Pilipinas Obstacle Sports Federation
- Sport: Obstacle racing
- Jurisdiction: Philippines
- Abbreviation: POSF
- Founded: 2017
- Headquarters: SM Aura Premier, Bonifacio Global City
- Location: Taguig, Metro Manila
- President: Alberto Agra
- Chairman: Charles Or
- Secretary: Anjo Sarmiento

Official website
- posf.ph
- Philippines

= Pilipinas Obstacle Sports Federation =

Sports governing body in the Philippines

The Pilipinas Obstacle Sports Federation, Inc. (POSF; d.b.a. Obstacle Sports Pilipinas) is the governing body for the sport of obstacle racing in the Philippines.

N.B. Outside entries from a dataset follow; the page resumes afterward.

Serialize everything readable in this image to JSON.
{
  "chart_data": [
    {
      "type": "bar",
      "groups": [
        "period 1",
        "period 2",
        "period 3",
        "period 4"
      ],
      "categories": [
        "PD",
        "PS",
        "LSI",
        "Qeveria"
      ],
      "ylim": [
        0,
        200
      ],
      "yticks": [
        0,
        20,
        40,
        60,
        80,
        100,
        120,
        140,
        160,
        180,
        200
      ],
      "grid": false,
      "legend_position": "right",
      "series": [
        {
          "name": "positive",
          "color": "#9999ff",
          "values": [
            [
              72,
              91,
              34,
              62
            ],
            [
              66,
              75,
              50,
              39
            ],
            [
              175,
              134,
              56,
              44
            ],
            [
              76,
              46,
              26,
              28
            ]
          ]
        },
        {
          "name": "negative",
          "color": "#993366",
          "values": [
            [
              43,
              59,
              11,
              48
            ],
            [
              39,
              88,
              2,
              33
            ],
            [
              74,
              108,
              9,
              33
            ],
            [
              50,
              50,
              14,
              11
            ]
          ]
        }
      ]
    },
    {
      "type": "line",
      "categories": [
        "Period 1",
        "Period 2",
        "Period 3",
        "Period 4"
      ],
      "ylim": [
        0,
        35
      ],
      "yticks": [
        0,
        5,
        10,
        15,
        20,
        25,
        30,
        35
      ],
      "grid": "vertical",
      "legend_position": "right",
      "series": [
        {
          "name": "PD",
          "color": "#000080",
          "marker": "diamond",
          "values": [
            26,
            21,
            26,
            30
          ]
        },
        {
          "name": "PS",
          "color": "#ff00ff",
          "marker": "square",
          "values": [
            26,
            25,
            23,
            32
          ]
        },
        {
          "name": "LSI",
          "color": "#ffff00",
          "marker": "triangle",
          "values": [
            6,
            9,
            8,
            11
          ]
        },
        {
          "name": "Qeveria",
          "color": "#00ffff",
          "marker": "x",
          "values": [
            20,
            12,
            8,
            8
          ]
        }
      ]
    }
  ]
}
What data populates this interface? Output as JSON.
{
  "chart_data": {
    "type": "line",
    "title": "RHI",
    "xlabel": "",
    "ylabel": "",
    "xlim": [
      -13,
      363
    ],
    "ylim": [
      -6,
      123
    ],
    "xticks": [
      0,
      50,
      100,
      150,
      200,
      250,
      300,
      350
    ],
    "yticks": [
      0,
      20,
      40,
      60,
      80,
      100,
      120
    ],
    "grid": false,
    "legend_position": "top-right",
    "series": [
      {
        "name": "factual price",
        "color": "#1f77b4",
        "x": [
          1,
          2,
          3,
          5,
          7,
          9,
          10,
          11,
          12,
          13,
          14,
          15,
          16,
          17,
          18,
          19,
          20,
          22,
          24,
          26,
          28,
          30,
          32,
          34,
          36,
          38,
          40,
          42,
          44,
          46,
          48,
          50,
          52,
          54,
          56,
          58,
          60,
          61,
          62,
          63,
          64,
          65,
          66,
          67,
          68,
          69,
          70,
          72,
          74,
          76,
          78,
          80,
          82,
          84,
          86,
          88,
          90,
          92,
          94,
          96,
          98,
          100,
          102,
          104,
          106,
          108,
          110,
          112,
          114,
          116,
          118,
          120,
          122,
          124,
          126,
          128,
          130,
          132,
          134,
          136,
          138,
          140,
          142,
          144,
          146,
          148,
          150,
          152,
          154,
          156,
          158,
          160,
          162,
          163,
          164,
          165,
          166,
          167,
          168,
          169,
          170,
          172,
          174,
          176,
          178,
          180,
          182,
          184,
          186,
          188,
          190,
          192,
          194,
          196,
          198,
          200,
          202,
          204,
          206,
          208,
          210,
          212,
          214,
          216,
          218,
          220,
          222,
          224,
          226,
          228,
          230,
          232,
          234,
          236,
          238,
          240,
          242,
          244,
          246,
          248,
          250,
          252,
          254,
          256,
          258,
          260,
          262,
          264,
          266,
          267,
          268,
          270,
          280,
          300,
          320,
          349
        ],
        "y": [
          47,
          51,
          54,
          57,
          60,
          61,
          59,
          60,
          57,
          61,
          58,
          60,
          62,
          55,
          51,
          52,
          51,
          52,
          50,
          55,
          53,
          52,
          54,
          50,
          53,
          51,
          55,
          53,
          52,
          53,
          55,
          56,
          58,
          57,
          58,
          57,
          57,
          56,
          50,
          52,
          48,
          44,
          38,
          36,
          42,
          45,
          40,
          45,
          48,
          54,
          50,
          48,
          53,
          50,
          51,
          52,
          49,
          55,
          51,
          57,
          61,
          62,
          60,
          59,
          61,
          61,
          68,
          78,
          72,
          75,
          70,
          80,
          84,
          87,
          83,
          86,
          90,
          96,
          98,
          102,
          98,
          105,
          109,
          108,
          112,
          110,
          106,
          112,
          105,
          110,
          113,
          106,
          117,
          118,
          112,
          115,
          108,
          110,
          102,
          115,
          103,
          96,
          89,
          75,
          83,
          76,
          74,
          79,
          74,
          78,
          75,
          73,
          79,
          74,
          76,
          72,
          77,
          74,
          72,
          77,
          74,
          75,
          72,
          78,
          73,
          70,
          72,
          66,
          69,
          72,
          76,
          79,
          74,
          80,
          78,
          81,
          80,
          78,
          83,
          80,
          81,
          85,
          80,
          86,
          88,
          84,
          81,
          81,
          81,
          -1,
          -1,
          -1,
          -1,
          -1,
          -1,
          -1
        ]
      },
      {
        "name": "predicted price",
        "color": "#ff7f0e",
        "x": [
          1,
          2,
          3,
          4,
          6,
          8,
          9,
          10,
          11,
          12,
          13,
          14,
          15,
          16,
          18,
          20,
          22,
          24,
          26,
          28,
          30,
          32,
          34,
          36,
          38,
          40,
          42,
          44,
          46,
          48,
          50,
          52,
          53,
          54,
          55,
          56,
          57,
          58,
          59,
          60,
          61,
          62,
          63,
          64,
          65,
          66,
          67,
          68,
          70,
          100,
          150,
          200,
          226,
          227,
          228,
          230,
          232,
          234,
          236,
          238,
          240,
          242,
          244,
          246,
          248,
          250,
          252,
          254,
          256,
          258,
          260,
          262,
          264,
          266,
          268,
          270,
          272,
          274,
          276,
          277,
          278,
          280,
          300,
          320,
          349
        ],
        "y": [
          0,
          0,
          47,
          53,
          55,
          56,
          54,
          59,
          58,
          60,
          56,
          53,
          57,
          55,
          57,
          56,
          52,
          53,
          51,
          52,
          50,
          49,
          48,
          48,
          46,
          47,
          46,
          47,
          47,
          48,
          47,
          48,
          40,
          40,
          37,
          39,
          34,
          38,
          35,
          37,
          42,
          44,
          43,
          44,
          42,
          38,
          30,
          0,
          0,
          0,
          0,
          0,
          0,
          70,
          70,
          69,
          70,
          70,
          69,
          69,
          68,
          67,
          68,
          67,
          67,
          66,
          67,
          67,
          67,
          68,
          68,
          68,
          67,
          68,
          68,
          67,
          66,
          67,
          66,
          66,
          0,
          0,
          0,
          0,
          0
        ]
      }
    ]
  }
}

POSF is a member of the World OCR, the international body for obstacle racing, as well as the Asia OCR. It is also a recognized member of the Philippine Sports Commission and the Philippine Olympic Committee.

==History==
The POSF was incorporated on January 24, 2017 in Mandaluyong, Metro Manila,

The POSF has organized the first edition of the Asian Obstacle Course Race (OCR) Championships in Aseana City in Pasay in January 2018 and hosted the first World OCR coaches certification program. It is set to host the inaugural edition of the World University OCR and the World Youth OCR at the Mall of Asia Arena.

The sports body was responsible for introducing obstacle racing in the Southeast Asian Games, with the discipline making its debut in the 2019 edition hosted in the Philippines.